Cuando Fahmi preguntó a Yasín qué le había movido a no ir a comer, este le respondió cortante: «Un asunto sin importancia. Te lo contaré después». Fahmi siguió ignorando el secreto de la cólera del padre contra su hermano, hasta que se enteró de la desaparición de Nur, la sirvienta, e intuyó todo el asunto. La mañana encontró a la familia en una situación desacostumbrada, pues Yasín había abandonado temprano la casa, y Zaynab se había quedado en su habitación. Luego los hombres habían salido temblando y evitando levantar la vista hacia los soldados, mientras la madre, desde detrás de las rendijas de la celosía, rogaba a Dios que los protegiera de todo mal. Amina no quiso inmiscuirse en el «incidente» de la azotea y bajó a la habitación del horno esperando de un momento a otro que Zaynab se uniera a ella como de costumbre. No aprobaba que la muchacha se encolerizara en defensa de su dignidad, y lo consideraba como un mimo que suscitaba su enfado. Empezó a preguntarse: «¿Cómo pretende reivindicar para sí misma los derechos que ninguna mujer ha reivindicado jamás…?».
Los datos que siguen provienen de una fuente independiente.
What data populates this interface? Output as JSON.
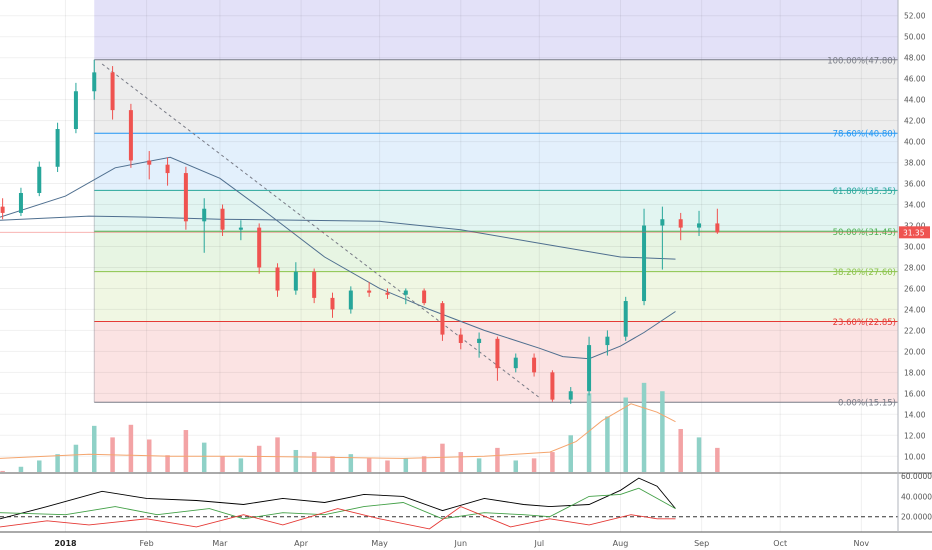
{
  "chart_data": {
    "type": "candlestick",
    "price_axis": {
      "ticks": [
        "52.00",
        "50.00",
        "48.00",
        "46.00",
        "44.00",
        "42.00",
        "40.00",
        "38.00",
        "36.00",
        "34.00",
        "32.00",
        "30.00",
        "28.00",
        "26.00",
        "24.00",
        "22.00",
        "20.00",
        "18.00",
        "16.00",
        "14.00",
        "12.00",
        "10.00"
      ],
      "range": [
        8.5,
        53.5
      ],
      "last_price": "31.35",
      "last_price_color": "#ef5350"
    },
    "time_axis": {
      "labels": [
        "2018",
        "Feb",
        "Mar",
        "Apr",
        "May",
        "Jun",
        "Jul",
        "Aug",
        "Sep",
        "Oct",
        "Nov"
      ],
      "label_dates": [
        "2018-01-01",
        "2018-02-01",
        "2018-03-01",
        "2018-04-01",
        "2018-05-01",
        "2018-06-01",
        "2018-07-01",
        "2018-08-01",
        "2018-09-01",
        "2018-10-01",
        "2018-11-01"
      ],
      "range": [
        "2017-12-07",
        "2018-11-15"
      ]
    },
    "fibonacci": {
      "start": "2018-01-12",
      "end": "2018-11-15",
      "levels": [
        {
          "label": "100.00%(47.80)",
          "price": 47.8,
          "color": "#787b86",
          "band": "#ededed"
        },
        {
          "label": "78.60%(40.80)",
          "price": 40.8,
          "color": "#2196f3",
          "band": "#e3f0fc"
        },
        {
          "label": "61.80%(35.35)",
          "price": 35.35,
          "color": "#26a69a",
          "band": "#e2f5f1"
        },
        {
          "label": "50.00%(31.45)",
          "price": 31.45,
          "color": "#4caf50",
          "band": "#e7f5e3"
        },
        {
          "label": "38.20%(27.60)",
          "price": 27.6,
          "color": "#8bc34a",
          "band": "#f0f7e3"
        },
        {
          "label": "23.60%(22.85)",
          "price": 22.85,
          "color": "#e53935",
          "band": "#fbe3e3"
        },
        {
          "label": "0.00%(15.15)",
          "price": 15.15,
          "color": "#787b86",
          "band": null
        }
      ],
      "above_band_color": "#e3e1f8"
    },
    "trend_line": {
      "from": [
        "2018-01-15",
        47.4
      ],
      "to": [
        "2018-07-01",
        15.6
      ],
      "color": "#787b86"
    },
    "moving_averages": [
      {
        "color": "#4f6f8f",
        "points": [
          [
            "2017-12-07",
            32.8
          ],
          [
            "2018-01-01",
            34.8
          ],
          [
            "2018-01-20",
            37.5
          ],
          [
            "2018-02-10",
            38.5
          ],
          [
            "2018-03-01",
            36.5
          ],
          [
            "2018-03-20",
            33.0
          ],
          [
            "2018-04-10",
            29.0
          ],
          [
            "2018-05-01",
            26.0
          ],
          [
            "2018-05-20",
            24.0
          ],
          [
            "2018-06-10",
            22.0
          ],
          [
            "2018-07-01",
            20.3
          ],
          [
            "2018-07-10",
            19.5
          ],
          [
            "2018-07-20",
            19.3
          ],
          [
            "2018-08-01",
            20.5
          ],
          [
            "2018-08-10",
            21.8
          ],
          [
            "2018-08-22",
            23.8
          ]
        ]
      },
      {
        "color": "#4f6f8f",
        "points": [
          [
            "2017-12-07",
            32.5
          ],
          [
            "2018-01-10",
            32.9
          ],
          [
            "2018-02-01",
            32.8
          ],
          [
            "2018-03-01",
            32.6
          ],
          [
            "2018-04-01",
            32.5
          ],
          [
            "2018-05-01",
            32.4
          ],
          [
            "2018-06-01",
            31.6
          ],
          [
            "2018-07-01",
            30.3
          ],
          [
            "2018-08-01",
            29.0
          ],
          [
            "2018-08-22",
            28.8
          ]
        ]
      }
    ],
    "volume": {
      "avg_color": "#f4a56e",
      "avg_points": [
        [
          "2017-12-07",
          9.8
        ],
        [
          "2018-01-10",
          10.2
        ],
        [
          "2018-02-10",
          10.0
        ],
        [
          "2018-03-10",
          10.0
        ],
        [
          "2018-04-10",
          9.9
        ],
        [
          "2018-05-10",
          9.8
        ],
        [
          "2018-06-10",
          10.0
        ],
        [
          "2018-07-05",
          10.4
        ],
        [
          "2018-07-15",
          11.4
        ],
        [
          "2018-07-25",
          13.4
        ],
        [
          "2018-08-05",
          15.0
        ],
        [
          "2018-08-15",
          14.2
        ],
        [
          "2018-08-22",
          13.3
        ]
      ]
    },
    "oscillator": {
      "ticks": [
        "60.0000",
        "40.0000",
        "20.0000"
      ],
      "range": [
        5,
        62
      ],
      "reference_level": 20,
      "series": [
        {
          "color": "#000000",
          "points": [
            [
              "2017-12-07",
              18
            ],
            [
              "2017-12-25",
              30
            ],
            [
              "2018-01-15",
              45
            ],
            [
              "2018-02-01",
              38
            ],
            [
              "2018-02-20",
              36
            ],
            [
              "2018-03-10",
              32
            ],
            [
              "2018-03-25",
              38
            ],
            [
              "2018-04-10",
              34
            ],
            [
              "2018-04-25",
              42
            ],
            [
              "2018-05-10",
              40
            ],
            [
              "2018-05-25",
              26
            ],
            [
              "2018-06-10",
              38
            ],
            [
              "2018-06-25",
              32
            ],
            [
              "2018-07-05",
              30
            ],
            [
              "2018-07-20",
              32
            ],
            [
              "2018-08-01",
              46
            ],
            [
              "2018-08-08",
              58
            ],
            [
              "2018-08-15",
              50
            ],
            [
              "2018-08-22",
              28
            ]
          ]
        },
        {
          "color": "#43a047",
          "points": [
            [
              "2017-12-07",
              24
            ],
            [
              "2018-01-01",
              22
            ],
            [
              "2018-01-20",
              30
            ],
            [
              "2018-02-05",
              22
            ],
            [
              "2018-02-25",
              28
            ],
            [
              "2018-03-10",
              18
            ],
            [
              "2018-03-25",
              24
            ],
            [
              "2018-04-10",
              22
            ],
            [
              "2018-04-25",
              30
            ],
            [
              "2018-05-10",
              34
            ],
            [
              "2018-05-25",
              18
            ],
            [
              "2018-06-10",
              24
            ],
            [
              "2018-06-25",
              22
            ],
            [
              "2018-07-05",
              20
            ],
            [
              "2018-07-20",
              40
            ],
            [
              "2018-08-01",
              42
            ],
            [
              "2018-08-08",
              48
            ],
            [
              "2018-08-15",
              38
            ],
            [
              "2018-08-22",
              28
            ]
          ]
        },
        {
          "color": "#e53935",
          "points": [
            [
              "2017-12-07",
              10
            ],
            [
              "2017-12-25",
              16
            ],
            [
              "2018-01-10",
              12
            ],
            [
              "2018-02-01",
              18
            ],
            [
              "2018-02-20",
              10
            ],
            [
              "2018-03-10",
              22
            ],
            [
              "2018-03-25",
              12
            ],
            [
              "2018-04-15",
              28
            ],
            [
              "2018-05-01",
              18
            ],
            [
              "2018-05-20",
              8
            ],
            [
              "2018-06-01",
              30
            ],
            [
              "2018-06-20",
              10
            ],
            [
              "2018-07-05",
              18
            ],
            [
              "2018-07-20",
              12
            ],
            [
              "2018-08-05",
              22
            ],
            [
              "2018-08-15",
              18
            ],
            [
              "2018-08-22",
              18
            ]
          ]
        }
      ]
    },
    "weekly_ohlcv": [
      [
        "2017-12-08",
        33.8,
        34.6,
        32.6,
        33.2,
        8.6
      ],
      [
        "2017-12-15",
        33.2,
        35.6,
        32.9,
        35.1,
        9.0
      ],
      [
        "2017-12-22",
        35.1,
        38.1,
        34.8,
        37.6,
        9.6
      ],
      [
        "2017-12-29",
        37.6,
        41.8,
        37.1,
        41.2,
        10.2
      ],
      [
        "2018-01-05",
        41.2,
        45.6,
        40.8,
        44.8,
        11.1
      ],
      [
        "2018-01-12",
        44.8,
        47.8,
        44.0,
        46.6,
        12.9
      ],
      [
        "2018-01-19",
        46.6,
        47.2,
        42.1,
        43.0,
        11.8
      ],
      [
        "2018-01-26",
        43.0,
        43.6,
        37.5,
        38.2,
        13.0
      ],
      [
        "2018-02-02",
        38.2,
        39.1,
        36.4,
        37.8,
        11.6
      ],
      [
        "2018-02-09",
        37.8,
        38.5,
        35.8,
        37.0,
        10.1
      ],
      [
        "2018-02-16",
        37.0,
        37.6,
        31.6,
        32.4,
        12.5
      ],
      [
        "2018-02-23",
        32.4,
        34.6,
        29.4,
        33.6,
        11.3
      ],
      [
        "2018-03-02",
        33.6,
        34.0,
        31.0,
        31.6,
        10.0
      ],
      [
        "2018-03-09",
        31.6,
        32.5,
        30.6,
        31.8,
        9.8
      ],
      [
        "2018-03-16",
        31.8,
        32.2,
        27.4,
        28.0,
        11.0
      ],
      [
        "2018-03-23",
        28.0,
        28.4,
        25.2,
        25.8,
        11.8
      ],
      [
        "2018-03-30",
        25.8,
        28.5,
        25.4,
        27.6,
        10.6
      ],
      [
        "2018-04-06",
        27.6,
        27.9,
        24.6,
        25.1,
        10.4
      ],
      [
        "2018-04-13",
        25.1,
        25.6,
        23.2,
        24.0,
        10.0
      ],
      [
        "2018-04-20",
        24.0,
        26.2,
        23.6,
        25.8,
        10.2
      ],
      [
        "2018-04-27",
        25.8,
        26.6,
        25.2,
        25.6,
        9.8
      ],
      [
        "2018-05-04",
        25.6,
        26.0,
        25.0,
        25.4,
        9.6
      ],
      [
        "2018-05-11",
        25.4,
        26.0,
        24.5,
        25.8,
        9.8
      ],
      [
        "2018-05-18",
        25.8,
        26.0,
        24.4,
        24.6,
        10.0
      ],
      [
        "2018-05-25",
        24.6,
        24.8,
        21.0,
        21.6,
        11.2
      ],
      [
        "2018-06-01",
        21.6,
        22.2,
        20.2,
        20.8,
        10.4
      ],
      [
        "2018-06-08",
        20.8,
        21.8,
        19.4,
        21.2,
        9.8
      ],
      [
        "2018-06-15",
        21.2,
        21.4,
        17.2,
        18.4,
        10.8
      ],
      [
        "2018-06-22",
        18.4,
        19.8,
        18.0,
        19.4,
        9.6
      ],
      [
        "2018-06-29",
        19.4,
        19.8,
        17.6,
        18.0,
        9.8
      ],
      [
        "2018-07-06",
        18.0,
        18.2,
        15.2,
        15.4,
        10.4
      ],
      [
        "2018-07-13",
        15.4,
        16.6,
        15.0,
        16.2,
        12.0
      ],
      [
        "2018-07-20",
        16.2,
        21.4,
        15.8,
        20.6,
        16.0
      ],
      [
        "2018-07-27",
        20.6,
        22.0,
        19.6,
        21.4,
        13.8
      ],
      [
        "2018-08-03",
        21.4,
        25.2,
        21.0,
        24.8,
        15.6
      ],
      [
        "2018-08-10",
        24.8,
        33.6,
        24.4,
        32.0,
        17.0
      ],
      [
        "2018-08-17",
        32.0,
        33.8,
        27.8,
        32.6,
        16.2
      ],
      [
        "2018-08-24",
        32.6,
        33.2,
        30.6,
        31.8,
        12.6
      ],
      [
        "2018-08-31",
        31.8,
        33.4,
        31.0,
        32.2,
        11.8
      ],
      [
        "2018-09-07",
        32.2,
        33.6,
        31.2,
        31.35,
        10.8
      ]
    ]
  }
}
Sin duda, Yasín había cometido una falta y había profanado la virtuosa casa, pero la había cometido contra su padre y la mujer de este, y no contra Zaynab. «¿Acaso no soy yo un ángel en comparación con esta chica?». Pero como la espera se prolongaba, ella no pudo ignorarla, y se convenció a sí misma de la necesidad de ir a su encuentro para consolarla. Entró en el dormitorio y no encontró rastro de ella. Fue de una habitación a otra llamándola, hasta que examinó la casa rincón por rincón. Luego dio una palmada diciendo: «¡Dios! ¿Se le habrá ocurrido a Zaynab abandonar su casa?».